Обе стороны объясняются знаками, мимикой или пишут цену на бумажке.

Барышников хотел купить огромного страуса, что тоскливо стоял привязанным за ногу к дереву, но подошел бывший царский денщик Митрич, узнал, что страус предназначается в подарок графу Алексею Орлову, и отсоветовал:

– Не примут-с... Они не таковские!

Барышников сказал:

– Хотелось мне попугайчика говорящего купить, да все неподходящие, лопочут не по-русски.

– Да, да! – ответил Митрич, поглядывая на сотни клеток с шумно кричавшими на все лады попугаями. – Вот ежели бы найти такого попугая, чтоб поматерно ругался... Холостые господа ругательных птичек сильно уважают. Знавал я такую птаху у графа Захара Григорьевича Чернышева. Оная птичка могла выражаться на двенадцать ладов. Она, бывало, матерится, а господа от хохота чуть на пол не падают.

– Кто же обучал-то ее? – спросил всерьез заинтересованный Барышников.

– А ее отдавали в науку олонецким пильщикам в ночлежку.

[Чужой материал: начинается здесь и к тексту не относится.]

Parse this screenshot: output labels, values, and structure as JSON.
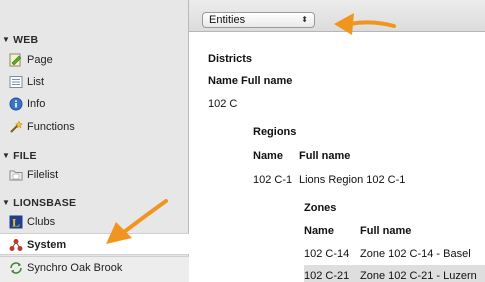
{
  "accent_color": "#f0951e",
  "sidebar": {
    "sections": [
      {
        "label": "WEB",
        "items": [
          {
            "label": "Page",
            "icon": "page-edit-icon"
          },
          {
            "label": "List",
            "icon": "list-icon"
          },
          {
            "label": "Info",
            "icon": "info-icon"
          },
          {
            "label": "Functions",
            "icon": "wand-icon"
          }
        ]
      },
      {
        "label": "FILE",
        "items": [
          {
            "label": "Filelist",
            "icon": "folder-icon"
          }
        ]
      },
      {
        "label": "LIONSBASE",
        "items": [
          {
            "label": "Clubs",
            "icon": "lions-logo-icon"
          },
          {
            "label": "System",
            "icon": "hierarchy-icon"
          },
          {
            "label": "Synchro Oak Brook",
            "icon": "sync-icon"
          }
        ]
      }
    ]
  },
  "toolbar": {
    "entity_select": {
      "value": "Entities",
      "arrow": "⌃⌄"
    }
  },
  "main": {
    "districts": {
      "title": "Districts",
      "col_name": "Name",
      "col_full": "Full name",
      "row": {
        "name": "102 C",
        "full": ""
      }
    },
    "regions": {
      "title": "Regions",
      "col_name": "Name",
      "col_full": "Full name",
      "row": {
        "name": "102 C-1",
        "full": "Lions Region 102 C-1"
      }
    },
    "zones": {
      "title": "Zones",
      "col_name": "Name",
      "col_full": "Full name",
      "rows": [
        {
          "name": "102 C-14",
          "full": "Zone 102 C-14 - Basel"
        },
        {
          "name": "102 C-21",
          "full": "Zone 102 C-21 - Luzern"
        }
      ]
    }
  }
}
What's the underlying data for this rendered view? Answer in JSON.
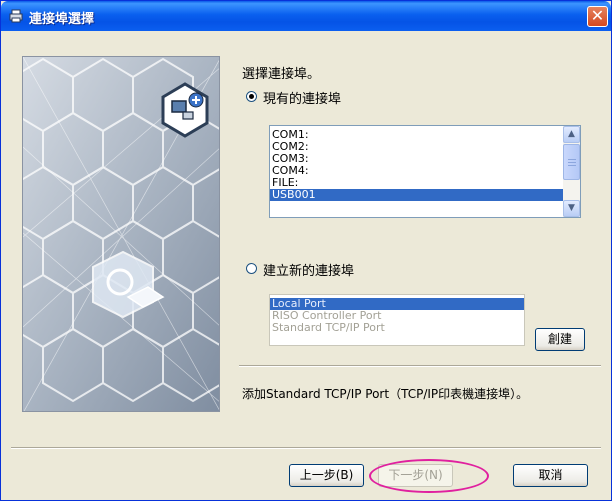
{
  "window": {
    "title": "連接埠選擇",
    "close_label": "✕"
  },
  "heading": "選擇連接埠。",
  "existing": {
    "label": "現有的連接埠",
    "items": [
      "COM1:",
      "COM2:",
      "COM3:",
      "COM4:",
      "FILE:",
      "USB001"
    ],
    "selected": "USB001"
  },
  "new_port": {
    "label": "建立新的連接埠",
    "items": [
      "Local Port",
      "RISO Controller Port",
      "Standard TCP/IP Port"
    ],
    "selected": "Local Port",
    "create_label": "創建"
  },
  "info_text": "添加Standard TCP/IP Port（TCP/IP印表機連接埠）。",
  "buttons": {
    "back": "上一步(B)",
    "next": "下一步(N)",
    "cancel": "取消"
  },
  "colors": {
    "titlebar": "#0a5ae8",
    "selection": "#316ac5",
    "highlight": "#e0209f"
  }
}
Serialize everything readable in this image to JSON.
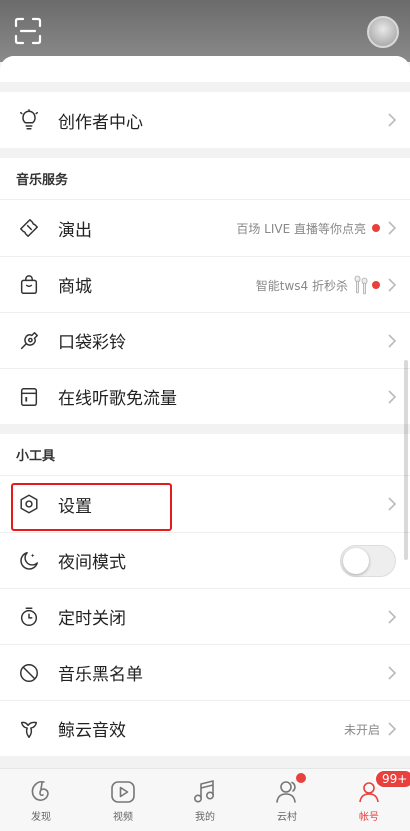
{
  "colors": {
    "accent": "#e8403c",
    "highlight": "#e31b1b"
  },
  "topbar": {
    "scan_icon": "scan-icon",
    "avatar": "avatar"
  },
  "creator": {
    "label": "创作者中心",
    "icon": "lightbulb-icon"
  },
  "music_services": {
    "title": "音乐服务",
    "items": [
      {
        "label": "演出",
        "icon": "ticket-icon",
        "hint": "百场 LIVE 直播等你点亮",
        "dot": true
      },
      {
        "label": "商城",
        "icon": "shopping-bag-icon",
        "hint": "智能tws4 折秒杀",
        "dot": true
      },
      {
        "label": "口袋彩铃",
        "icon": "ringtone-icon",
        "hint": "",
        "dot": false
      },
      {
        "label": "在线听歌免流量",
        "icon": "sim-card-icon",
        "hint": "",
        "dot": false
      }
    ]
  },
  "tools": {
    "title": "小工具",
    "items": [
      {
        "label": "设置",
        "icon": "settings-hexagon-icon",
        "hint": ""
      },
      {
        "label": "夜间模式",
        "icon": "moon-icon",
        "toggle": false
      },
      {
        "label": "定时关闭",
        "icon": "timer-icon",
        "hint": ""
      },
      {
        "label": "音乐黑名单",
        "icon": "block-icon",
        "hint": ""
      },
      {
        "label": "鲸云音效",
        "icon": "whale-icon",
        "hint": "未开启"
      }
    ]
  },
  "tabbar": {
    "tabs": [
      {
        "label": "发现",
        "icon": "netease-music-icon"
      },
      {
        "label": "视频",
        "icon": "play-icon"
      },
      {
        "label": "我的",
        "icon": "music-note-icon"
      },
      {
        "label": "云村",
        "icon": "people-icon",
        "dot": true
      },
      {
        "label": "帐号",
        "icon": "account-icon",
        "badge": "99+",
        "active": true
      }
    ]
  }
}
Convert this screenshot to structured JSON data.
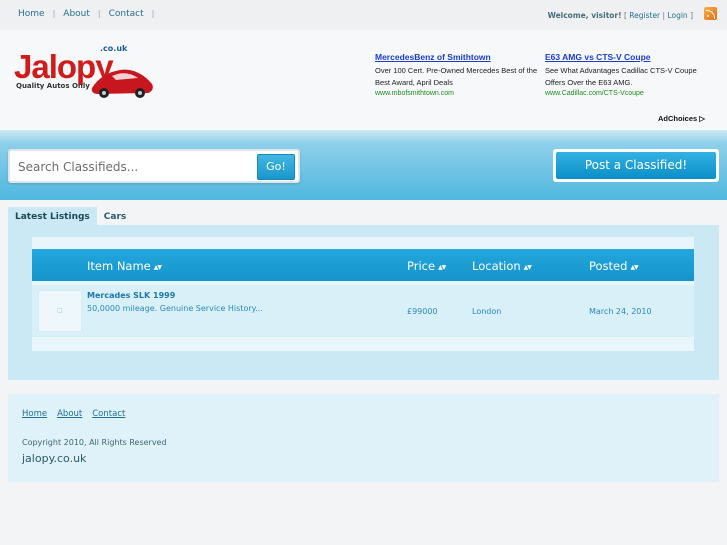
{
  "topnav": {
    "items": [
      {
        "label": "Home"
      },
      {
        "label": "About"
      },
      {
        "label": "Contact"
      }
    ],
    "separator": "|",
    "welcome_text": "Welcome, visitor!",
    "open_bracket": " [ ",
    "register_label": "Register",
    "mid_sep": " | ",
    "login_label": "Login",
    "close_bracket": " ]"
  },
  "logo": {
    "name": "Jalopy",
    "couk": ".co.uk",
    "tagline": "Quality Autos Only"
  },
  "ads": [
    {
      "title": "MercedesBenz of Smithtown",
      "body": "Over 100 Cert. Pre-Owned Mercedes Best of the Best Award, April Deals",
      "url": "www.mbofsmithtown.com"
    },
    {
      "title": "E63 AMG vs CTS-V Coupe",
      "body": "See What Advantages Cadillac CTS-V Coupe Offers Over the E63 AMG.",
      "url": "www.Cadillac.com/CTS-Vcoupe"
    }
  ],
  "adchoices": "AdChoices",
  "search": {
    "placeholder": "Search Classifieds...",
    "button": "Go!"
  },
  "post_button": "Post a Classified!",
  "tabs": [
    {
      "label": "Latest Listings",
      "active": true
    },
    {
      "label": "Cars",
      "active": false
    }
  ],
  "table": {
    "columns": [
      "Item Name",
      "Price",
      "Location",
      "Posted"
    ],
    "sort_glyph": "▲▼",
    "rows": [
      {
        "name": "Mercades SLK 1999",
        "description": "50,0000 mileage. Genuine Service History...",
        "price": "£99000",
        "location": "London",
        "posted": "March 24, 2010"
      }
    ]
  },
  "footer": {
    "links": [
      "Home",
      "About",
      "Contact"
    ],
    "copyright": "Copyright 2010, All Rights Reserved",
    "domain": "jalopy.co.uk"
  },
  "colors": {
    "accent": "#1594cb",
    "logo_red": "#d21a1a",
    "panel": "#cbe9f5"
  }
}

Барышников, пробиваясь локтями через толпу, отвел Митрича в сторону, разъяснил ему цель предстоящего визита к Орлову и показал ему изумительной работы небольшой черепаховый, с золотой инкрустацией, ларчик.

– Ужели и этот не примет?

– Не примут.

– Ну а коль я сей ларчик золотыми червонцами набью?

– Они в деньгах не нуждаются... Что им деньги? Толкнитесь-ка вы, батюшка, лучше к братцу их, к Ивану Григорьичу. Братец и даяние ваше примет, и дело с вами сделает. Таково мнение мое... А впрочем, вам видней.

– Гм, – сказал Барышников, – надо подумать. А ты что тут, Митрич?

– Да так я, скуки ради. Старуха моя от водяной болезни умерла. Поил, поил ее, голубушку, настоем из черных тараканов – знатец один советовал, – а она, царство ей небесное, вся водой и взнялась. Теперь один как перст. Скучно. То к ней на могилку схожу, то в Александро-Невский монастырь – ко гробнице приснопамятного благодетеля моего императора Петра Федоровича... Ох-тих-ти...

– Иди ко мне служить. И тебе хорошо будет, и мне честь – бывший императорский лакей при моей особе.

Огромная бородища Митрича зашевелилась от кривой улыбки. Он снял шляпу – лысина засияла под солнцем – и низко поклонился Барышникову:

– Премного благодарен вам, батюшка. Да ведь стар я.

– А я и не буду утруждать тебя больно-то. У меня лакей молодой есть. А ты станешь главным. Я тебе форму справлю с такими галунами, что ты и при дворце-то не нашивал. У тебя медали-то есть?

– А как же, батюшка, четыре штучки-с... А сверх того офицерский крест. Вся грудь увешана.

– Ну, стало быть, не надо лучше! Беру тебя!

– Сам государь изволил приколоть мне крестик-то. Оба мы с ним пьяненькие тогда были. Он говорит: «Я, говорит, Митрич, люблю тебя... как папашу своего... На-ка, грит, носи. Да смотри, береги меня пуще». И при сих словах изволил снять крест со своея груди и мне приколоть. А вот я и уберег его... Ловко уберег благодетеля... – Митрич отвернулся, замигал, засопел, по его щекам покатились слезы.

– Не тужи. У меня тебе не хуже будет. У меня в намерении такие дела заворачивать, что ахнут все.

– Премного благодарствую. Я в согласьи.